Проблему любовного дезертирства в русской литературе можно объяснить определенным социобиологическим статусом персонажей, их пребыванием на стадии постоянных метаморфоз. Гоголевское описание Плюшкина – («и не мужик, и не баба») развивает мифологические принципы конструирования образа Чичикова («не красив, и не дурен собой...») и Манилова («ни то, ни се»), подготавливают почву для асексуальности, традиционно ассоциирующейся с темой старости. Пожилое и рефлексирующее сознание героев более располагает их к рассуждениям об идеалах или потерянном смысле существования, нежели к реализации конкретных бытийных задач. Персонаж русской литературы вынужден самостоятельно формулировать и экспериментально, на своей судьбе, испытывать символические императивы культуры. При отсутствии автора-просветителя, неизменного проводника-комментатора смыслов английских и французских романов, друга – наставника героев и читателей действующее лицо в русской словесности, если и объясняется, то исключительно в контексте психологической нетождественности. Автор намеренно усложняет ситуацию выбора, предлагая герою и читателю самим его сделать. В этой системе повествования отсутствуют правила, все выстроено на альтернативах. Участникам сюжета – любовному инициатору и жертве самообмана – до встречи не с кем было поделиться жизненным опытом, переживаниями, а главное, они интуитивно ощущали потребность в ком-либо, кто мог бы выступить в качестве альтер эго, отмеченный идентичным этико-философским знаком.

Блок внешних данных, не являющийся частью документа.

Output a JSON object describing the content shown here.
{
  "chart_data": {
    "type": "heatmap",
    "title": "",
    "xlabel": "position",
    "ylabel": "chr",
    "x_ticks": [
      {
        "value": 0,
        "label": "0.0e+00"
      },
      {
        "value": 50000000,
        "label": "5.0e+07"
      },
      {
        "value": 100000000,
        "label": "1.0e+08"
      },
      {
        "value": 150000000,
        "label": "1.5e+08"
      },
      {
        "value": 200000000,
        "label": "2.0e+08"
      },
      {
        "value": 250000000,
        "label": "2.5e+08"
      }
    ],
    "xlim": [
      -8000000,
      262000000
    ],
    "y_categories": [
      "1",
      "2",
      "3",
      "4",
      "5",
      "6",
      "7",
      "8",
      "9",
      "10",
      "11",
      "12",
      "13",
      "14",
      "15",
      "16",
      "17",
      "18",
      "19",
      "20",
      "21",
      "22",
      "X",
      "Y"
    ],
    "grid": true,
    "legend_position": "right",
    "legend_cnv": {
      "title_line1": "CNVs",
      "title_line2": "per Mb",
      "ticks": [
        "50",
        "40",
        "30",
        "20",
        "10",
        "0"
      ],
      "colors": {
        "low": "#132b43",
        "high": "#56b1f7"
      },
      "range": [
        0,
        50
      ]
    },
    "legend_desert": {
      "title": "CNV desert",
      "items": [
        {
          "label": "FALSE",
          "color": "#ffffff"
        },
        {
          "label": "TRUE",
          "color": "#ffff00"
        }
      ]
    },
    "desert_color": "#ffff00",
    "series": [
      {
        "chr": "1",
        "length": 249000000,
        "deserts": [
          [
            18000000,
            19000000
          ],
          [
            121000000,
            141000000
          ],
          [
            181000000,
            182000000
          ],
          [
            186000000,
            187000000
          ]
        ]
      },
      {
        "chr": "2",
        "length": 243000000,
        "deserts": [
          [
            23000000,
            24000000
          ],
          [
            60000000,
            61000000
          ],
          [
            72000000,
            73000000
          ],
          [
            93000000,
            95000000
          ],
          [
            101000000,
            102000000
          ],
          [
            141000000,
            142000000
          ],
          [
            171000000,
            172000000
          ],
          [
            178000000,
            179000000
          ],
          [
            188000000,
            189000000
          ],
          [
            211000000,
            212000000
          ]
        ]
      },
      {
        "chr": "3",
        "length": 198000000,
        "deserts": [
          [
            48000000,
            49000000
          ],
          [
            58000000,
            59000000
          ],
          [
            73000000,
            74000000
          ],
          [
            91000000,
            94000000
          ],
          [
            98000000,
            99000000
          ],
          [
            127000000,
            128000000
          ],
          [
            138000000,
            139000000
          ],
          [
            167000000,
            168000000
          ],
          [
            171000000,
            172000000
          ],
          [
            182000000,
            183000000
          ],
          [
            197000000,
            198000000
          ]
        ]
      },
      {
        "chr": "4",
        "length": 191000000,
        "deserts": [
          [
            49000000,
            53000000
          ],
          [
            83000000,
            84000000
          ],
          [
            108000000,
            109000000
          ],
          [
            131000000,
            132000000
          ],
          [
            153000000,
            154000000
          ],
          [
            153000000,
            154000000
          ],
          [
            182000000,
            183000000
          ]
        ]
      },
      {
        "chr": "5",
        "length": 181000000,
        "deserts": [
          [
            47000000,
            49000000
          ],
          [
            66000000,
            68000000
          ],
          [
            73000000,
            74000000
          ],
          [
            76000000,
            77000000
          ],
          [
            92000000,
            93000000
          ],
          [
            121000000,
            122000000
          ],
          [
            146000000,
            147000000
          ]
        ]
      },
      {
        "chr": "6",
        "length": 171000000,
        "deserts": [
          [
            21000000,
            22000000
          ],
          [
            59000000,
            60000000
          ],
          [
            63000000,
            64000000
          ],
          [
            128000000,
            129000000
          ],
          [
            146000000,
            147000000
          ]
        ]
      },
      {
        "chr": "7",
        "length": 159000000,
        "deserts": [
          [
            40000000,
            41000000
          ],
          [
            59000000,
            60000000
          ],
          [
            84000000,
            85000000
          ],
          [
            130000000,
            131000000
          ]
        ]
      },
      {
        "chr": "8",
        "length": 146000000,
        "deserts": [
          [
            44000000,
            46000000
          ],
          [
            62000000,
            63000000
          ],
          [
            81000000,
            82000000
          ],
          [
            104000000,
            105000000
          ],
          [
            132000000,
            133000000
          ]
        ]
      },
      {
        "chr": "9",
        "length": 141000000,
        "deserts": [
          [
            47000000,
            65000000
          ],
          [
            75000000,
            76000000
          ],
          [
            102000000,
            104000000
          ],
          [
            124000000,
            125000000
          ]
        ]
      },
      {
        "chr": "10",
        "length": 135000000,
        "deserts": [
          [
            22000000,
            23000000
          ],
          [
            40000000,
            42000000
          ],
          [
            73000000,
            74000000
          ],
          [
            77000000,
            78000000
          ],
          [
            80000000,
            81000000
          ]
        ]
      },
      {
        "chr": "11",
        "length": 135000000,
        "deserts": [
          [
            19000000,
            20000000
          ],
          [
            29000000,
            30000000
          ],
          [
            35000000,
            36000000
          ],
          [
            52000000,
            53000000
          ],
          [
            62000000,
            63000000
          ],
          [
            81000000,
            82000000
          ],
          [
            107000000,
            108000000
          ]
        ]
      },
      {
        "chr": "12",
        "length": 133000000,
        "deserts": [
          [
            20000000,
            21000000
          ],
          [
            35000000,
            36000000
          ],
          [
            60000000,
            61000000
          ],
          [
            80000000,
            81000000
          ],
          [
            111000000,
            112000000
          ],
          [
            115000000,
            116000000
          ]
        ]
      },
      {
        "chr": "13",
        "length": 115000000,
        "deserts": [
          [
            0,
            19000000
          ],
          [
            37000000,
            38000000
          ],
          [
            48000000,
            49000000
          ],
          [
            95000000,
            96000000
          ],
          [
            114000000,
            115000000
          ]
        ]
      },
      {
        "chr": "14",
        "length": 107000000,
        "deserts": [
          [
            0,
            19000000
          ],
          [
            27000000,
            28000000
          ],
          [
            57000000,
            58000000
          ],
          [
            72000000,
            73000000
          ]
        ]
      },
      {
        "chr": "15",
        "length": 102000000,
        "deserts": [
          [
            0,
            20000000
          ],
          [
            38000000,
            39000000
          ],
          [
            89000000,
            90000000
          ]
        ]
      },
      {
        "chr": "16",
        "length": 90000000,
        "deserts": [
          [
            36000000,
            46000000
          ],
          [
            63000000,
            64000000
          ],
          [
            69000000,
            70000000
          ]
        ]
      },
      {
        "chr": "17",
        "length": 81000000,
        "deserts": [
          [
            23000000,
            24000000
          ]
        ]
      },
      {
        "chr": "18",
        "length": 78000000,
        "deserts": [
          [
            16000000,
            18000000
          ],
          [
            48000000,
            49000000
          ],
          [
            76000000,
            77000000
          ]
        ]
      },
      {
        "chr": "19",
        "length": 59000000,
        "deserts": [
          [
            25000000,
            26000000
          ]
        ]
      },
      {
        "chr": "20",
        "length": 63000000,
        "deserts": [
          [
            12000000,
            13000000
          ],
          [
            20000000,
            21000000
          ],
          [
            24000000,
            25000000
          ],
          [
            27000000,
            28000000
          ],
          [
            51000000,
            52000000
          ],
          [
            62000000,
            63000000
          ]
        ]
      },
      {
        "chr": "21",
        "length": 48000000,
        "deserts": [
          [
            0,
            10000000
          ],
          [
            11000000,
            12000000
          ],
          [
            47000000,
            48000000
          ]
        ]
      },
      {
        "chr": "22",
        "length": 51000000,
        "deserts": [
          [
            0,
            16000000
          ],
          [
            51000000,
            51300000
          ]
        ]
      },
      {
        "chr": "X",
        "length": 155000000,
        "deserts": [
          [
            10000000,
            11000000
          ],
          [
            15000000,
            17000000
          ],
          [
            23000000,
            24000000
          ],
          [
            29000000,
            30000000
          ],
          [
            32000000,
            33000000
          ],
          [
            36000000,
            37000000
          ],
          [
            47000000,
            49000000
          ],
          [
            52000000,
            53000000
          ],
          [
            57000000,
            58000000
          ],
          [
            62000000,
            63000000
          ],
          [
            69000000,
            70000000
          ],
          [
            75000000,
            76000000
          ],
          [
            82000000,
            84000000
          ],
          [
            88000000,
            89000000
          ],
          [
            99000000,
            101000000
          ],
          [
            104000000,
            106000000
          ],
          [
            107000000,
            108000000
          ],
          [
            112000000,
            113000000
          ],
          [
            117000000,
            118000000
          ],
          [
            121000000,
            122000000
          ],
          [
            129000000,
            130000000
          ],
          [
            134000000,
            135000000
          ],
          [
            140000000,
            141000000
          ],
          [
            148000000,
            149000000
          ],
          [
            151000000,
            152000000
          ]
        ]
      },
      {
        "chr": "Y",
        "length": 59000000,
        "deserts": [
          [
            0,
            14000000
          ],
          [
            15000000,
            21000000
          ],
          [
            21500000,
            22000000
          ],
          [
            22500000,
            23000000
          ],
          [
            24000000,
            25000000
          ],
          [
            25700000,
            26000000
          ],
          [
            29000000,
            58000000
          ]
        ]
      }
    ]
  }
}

Предоставленные самостоятельным формам самореализации персонажи пребывают в поисках существа, с которым можно было бы заключить перемирие, компенсировать тем самым тотальное противостояние миру. Женщина в русской литературе оказывается именно таким даром судьбы, она готова с радостью или покорным смирением разделить предлагаемые драматические обстоятельства, лишь бы уйти от надоевшей обыденности. За редким исключением кому-либо из персонажей удалось перспективно и действенно развить картину гипотетических испытаний; обычно находились убедительнейшие причины – от смерти до банального обмана, – чтобы прогнозируемая в сюжете объяснения в любви реальность превратилась в щемящее воспоминание.
В западной культуре преобладает мужское начало, в сюжетном мире произведений русской литературы доминируют женские образы, полемизируя со скромным местом, занимаемым в социальной реальности. XIX век увлекается спором о равноправии полов, делает драматическое признание о зависимом положении женщины. Созидание равенства мыслится писателями в аспектах любви и товарищества. Дружеские отношения, предлагаемые героиней, становятся распространенным мотивом произведений, отражающим попытку внутри романтической эстетики поведения обнаружить художественное подтверждение необходимости эмансипации прекрасного пола. Романтики уравнивают персонажей по функционально-сюжетной действенности, наделяют их равными правами и возможностями в достижении счастья. Но обнаруживается и опасность; в процедуре раскрепощения героинь писатели не могут найти ту грань, которая отделяет свободу мысли и поступка от распущенности. В XX веке любое проявление самостоятельности привычно трактуется как естественное, но в пределах культур XVI-XIX веков многое из того, что впоследствии будет абсолютизировано как норма, кажется предосудительным. К одному из первых текстов, рисующих подобную ситуацию, относится «Юлия, или Новая Элоиза» Руссо. Автор предлагает героям эпистолярные отношения, перенося эротическую энергию на слово. Выбор жанра писем объясним не только тем, что слово оказывается даже не заменителем, а единственно возможным способом общения персонажей, но и тем, что герои к словам относятся более ответственно, чем к поступкам. Риторическое оказывается охранительным от экстремальных проявлений чувств. Если сюжет романа перевести в пространство воспоминаний, то поступки предстали бы воплощенными эмоциями и моралистическая тенденция уже не сводилась бы к апологии приоритета естественных побуждений, а была бы направлена на осуждение стихии любви.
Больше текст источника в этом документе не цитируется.